According to The New York Times
, the president spoke in the hours after making his decision public with at least eight ministers on a conference call in which he sought to explain his position in theological and personal terms.
Some, the Times reported Sunday, told him his position on gay marriage would make it difficult to back his re-election. But by the end of the call, most said they would work on his behalf, according to one minister on the call quoted by the Times.
“They were wrestling with their ability to get over his theological position,” the Rev. Delman Coates, the pastor of Mt. Ennon Baptist Church in Clinton, Md., told the Times.
“Gay marriage is contrary to their understanding of Scripture,” Coates added. “There are people who are really wrestling with this.”
In addition to the conference call, Obama and his White House team also reached out to other spiritual leaders he relies on for religious advice or who have been supportive of his positions in the past.
“The damage control effort underscored the anxiety among Mr. Obama’s advisers about the consequences of the president’s revised position just months before what is expected to be a tight re-election vote,” the Times article said.
Obama’s announcement, coming on the heels of the administration requirement that organizations affiliated with religious institutions offer health coverage for contraceptives, set off a firestorm of protests among some religious leaders and political critics of the president.
The Rev. Joel C. Hunter, who spoke with the president by phone after his decision, told the Times, “Some of the faith communities are going to be afraid that this is an attack against religious liberty.”

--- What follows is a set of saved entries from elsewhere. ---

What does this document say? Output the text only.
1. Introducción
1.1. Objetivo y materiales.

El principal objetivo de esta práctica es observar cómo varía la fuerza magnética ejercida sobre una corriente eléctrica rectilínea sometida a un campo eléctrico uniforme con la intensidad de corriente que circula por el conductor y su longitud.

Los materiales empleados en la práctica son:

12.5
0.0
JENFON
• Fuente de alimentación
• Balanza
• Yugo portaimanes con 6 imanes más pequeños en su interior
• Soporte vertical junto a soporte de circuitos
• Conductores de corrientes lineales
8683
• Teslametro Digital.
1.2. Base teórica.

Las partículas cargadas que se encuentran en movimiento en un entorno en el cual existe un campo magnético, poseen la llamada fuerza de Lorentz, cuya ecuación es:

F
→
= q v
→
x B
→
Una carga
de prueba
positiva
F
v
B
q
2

Hunter, the pastor of large conservative church in Florida, said the president responded, “Absolutely not. That’s not where we’re going, and that’s not what I want.”
Still, conservatives said the president’s decision to openly support gay marriage had changed the dynamics of this presidential race, the Times reported.
Appearing on CNN’s “State of the Union” program, former presidential candidate Gary Bauer said, “I think the president this past week took six or seven states he carried in 2008 and put them in play with this one ill-conceived position that he’s taken.”
Appearing on the same program, Family Research Council President Tony Perkins said Obama’s decision had also stirred up religious leaders who had not planned to get involved in the election this year.
“I’ve gotten calls from pastors across the nation, white and black pastors, who have said, ‘You know what? I’m not sitting on the sidelines anymore,’ ” Perkins said.